居合における鞘捌きのこと
林崎夢想流(新夢想林崎流・林崎新夢想流)の絵伝書を見ると、かつての居合の稽古がどのようなものだったか、大凡のことは把握できる。
現在、林崎夢想流は三系統が実伝として継承されている。
さらに若い人たちのグループが熱心に弘前藩伝の復元に努めている。
ちなみに弘前藩伝は実伝が東京の笹森家に伝えられているので、それは尊重しないといけない。

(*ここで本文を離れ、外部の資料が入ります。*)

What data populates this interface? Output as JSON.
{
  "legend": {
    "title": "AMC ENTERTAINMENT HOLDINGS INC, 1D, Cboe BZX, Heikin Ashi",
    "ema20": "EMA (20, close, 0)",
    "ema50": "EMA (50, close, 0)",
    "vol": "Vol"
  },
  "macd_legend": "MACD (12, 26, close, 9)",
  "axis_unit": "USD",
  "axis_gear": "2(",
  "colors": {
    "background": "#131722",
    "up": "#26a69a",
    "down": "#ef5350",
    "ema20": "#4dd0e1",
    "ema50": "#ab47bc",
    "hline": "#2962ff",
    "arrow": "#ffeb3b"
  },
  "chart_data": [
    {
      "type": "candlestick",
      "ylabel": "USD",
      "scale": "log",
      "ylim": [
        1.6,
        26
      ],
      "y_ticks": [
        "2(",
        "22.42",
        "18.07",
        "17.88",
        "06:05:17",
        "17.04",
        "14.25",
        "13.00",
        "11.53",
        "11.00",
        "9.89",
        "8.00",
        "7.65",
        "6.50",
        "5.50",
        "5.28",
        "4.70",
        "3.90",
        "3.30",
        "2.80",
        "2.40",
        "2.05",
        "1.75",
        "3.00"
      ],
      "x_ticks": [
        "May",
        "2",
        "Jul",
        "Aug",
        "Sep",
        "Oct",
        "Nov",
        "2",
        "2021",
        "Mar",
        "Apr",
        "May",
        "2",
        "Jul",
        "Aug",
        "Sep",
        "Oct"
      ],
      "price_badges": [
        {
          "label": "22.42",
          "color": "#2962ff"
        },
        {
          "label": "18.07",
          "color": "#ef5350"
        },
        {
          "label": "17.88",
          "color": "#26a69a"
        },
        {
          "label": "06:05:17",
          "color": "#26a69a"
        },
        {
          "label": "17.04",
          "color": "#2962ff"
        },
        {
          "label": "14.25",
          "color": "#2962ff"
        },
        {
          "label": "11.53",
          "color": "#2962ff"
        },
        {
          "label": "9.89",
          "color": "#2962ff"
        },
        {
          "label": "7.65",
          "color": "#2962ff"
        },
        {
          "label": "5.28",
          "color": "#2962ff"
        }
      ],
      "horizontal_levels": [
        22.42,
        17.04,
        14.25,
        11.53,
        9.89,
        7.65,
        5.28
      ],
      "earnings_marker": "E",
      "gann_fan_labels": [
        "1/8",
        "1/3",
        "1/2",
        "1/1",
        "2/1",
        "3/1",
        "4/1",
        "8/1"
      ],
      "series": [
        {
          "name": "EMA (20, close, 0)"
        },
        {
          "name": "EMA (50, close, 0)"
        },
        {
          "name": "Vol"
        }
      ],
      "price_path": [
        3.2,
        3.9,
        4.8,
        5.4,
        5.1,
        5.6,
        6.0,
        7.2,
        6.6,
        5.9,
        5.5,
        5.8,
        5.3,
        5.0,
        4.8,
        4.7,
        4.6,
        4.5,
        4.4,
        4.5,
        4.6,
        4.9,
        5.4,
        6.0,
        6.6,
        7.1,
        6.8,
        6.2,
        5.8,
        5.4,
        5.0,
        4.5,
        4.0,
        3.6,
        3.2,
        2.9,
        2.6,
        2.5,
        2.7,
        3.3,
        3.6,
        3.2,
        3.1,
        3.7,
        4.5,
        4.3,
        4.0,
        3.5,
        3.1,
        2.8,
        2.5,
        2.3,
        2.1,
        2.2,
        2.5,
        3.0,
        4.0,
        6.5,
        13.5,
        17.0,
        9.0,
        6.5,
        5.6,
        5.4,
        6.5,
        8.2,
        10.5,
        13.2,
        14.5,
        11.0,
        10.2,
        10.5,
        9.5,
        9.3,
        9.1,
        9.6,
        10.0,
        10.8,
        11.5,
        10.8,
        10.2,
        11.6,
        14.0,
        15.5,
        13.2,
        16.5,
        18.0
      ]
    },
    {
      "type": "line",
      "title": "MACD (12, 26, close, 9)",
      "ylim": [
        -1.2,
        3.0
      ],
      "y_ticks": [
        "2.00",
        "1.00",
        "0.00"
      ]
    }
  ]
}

この林崎夢想流の系統(一宮流・関口流・田宮流・無楽流など)では本来三尺三寸の「無反り」の居合刀を使用する。
それは絵目録を見ても明らかである。
そして、このような絵目録はいろいろなことを現代に教えてくれる。
まず、抜き付けの際は、鞘が垂直に立つほど鐺を高く上げる。
そして、敵に斬りつけるとき、その鞘は背(後ろ腰)に廻す。
現存している系統でこの動作をしっかりと継承しているところは一つもない。
抜いた後、鐺が床を打つので、大きく鞘を前に引き出している。
しかし、古伝にはこのような鞘の捌きはなかったものと思われる。
これはあくまでも絵伝書を忠実に述べただけで、もとより確信はない。
古伝の居合を探究する一資料として提示するのみである。